The previous article in this series showed how to use the popular version control system Git with OPSIN. For the unfamiliar, OPSIN is the open source IUPAC nomenclature parser. First reviewed here in 2006, OPSIN has continued to evolve and now parses a remarkable range of nomenclature including fused hetereocycles.
But having raw source code is not the same as being able to do something useful with it. For example, both a build system and some form of dependency management are essential. This article will show an easy way to begin working with the OPSIN source code using free tools.
OPSIN uses Maven to manage project builds and dependencies. My experience with Java dates all the way back to the time when your shell was the build system. Ant soon followed and most developers standardized on it, including me. I've had very little experience with Maven and was especially discouraged by the apparent complexity of the system compared to Ant.
In fact, my first thought when seeing that OPSIN used Maven was to write an Ant build file. I'm glad I didn't.
Netbeans and Maven = Nice
It turns out that Netbeans has quite good support for working with Maven projects. There's no need to actually import the project files - the root folder can simply be opened.
Start by cloning the OPSIN git repository:
git clone git://github.com/metamolecular/opsin.git
Or, if you prefer Mercurial:
hg clone https://bitbucket.org/dan2097/opsin
To begin using and modifying the OPSIN source, open the project folder with Netbeans (File -> Open Project, then select the 'opsin' directory). You'll end up with a project folder:
OPSIN is composed of two modules, OPSIN Core and OPSIN_InChI_Support. To begin browsing the OPSIN Core source, open the 'Modules' folder, and then double-click on 'OPSIN Core'. You'll then have a new project called 'OPSIN core':
Trust, But Verify
You can run the OPSIN JUnit test suite by right-clicking on the OPSIN Core project and selecting Test. All tests should pass. As of this writing, the number of tests is 295.

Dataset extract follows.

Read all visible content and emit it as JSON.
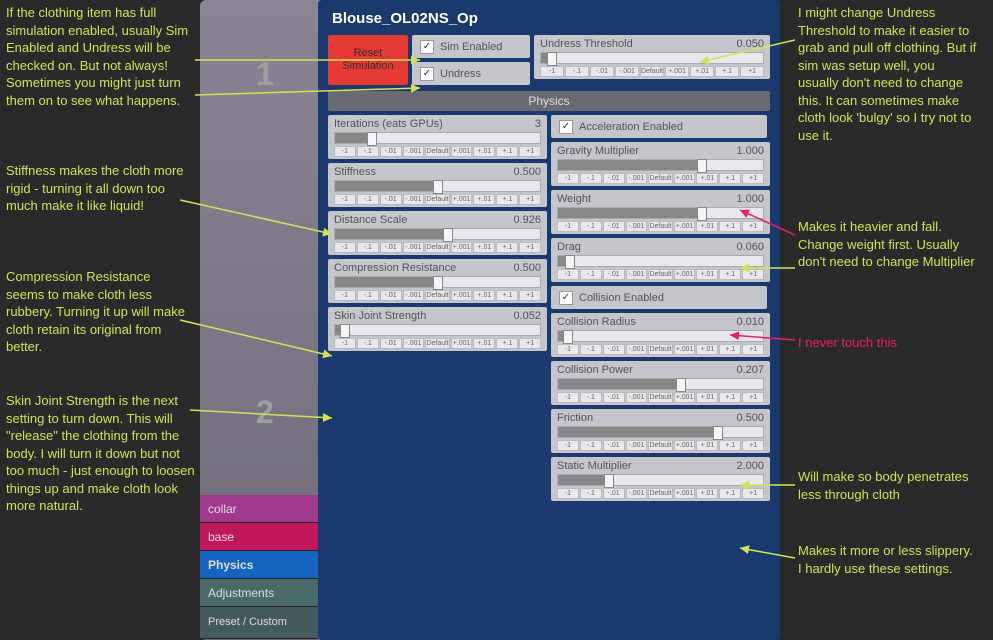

Still on my list of things to figure out are how to generate a runnable jarfile using Netbeans. It may be that this is only possible through the command line.
All of the prerequisites for forking OPSIN and contributing changes back to the main project are now in place: a distributed version control system (Git or Mercurial); a build and dependency management system (Maven); and a test suite (JUnit). What remains is to decide exactly what to do. Future articles will discuss some specific directions.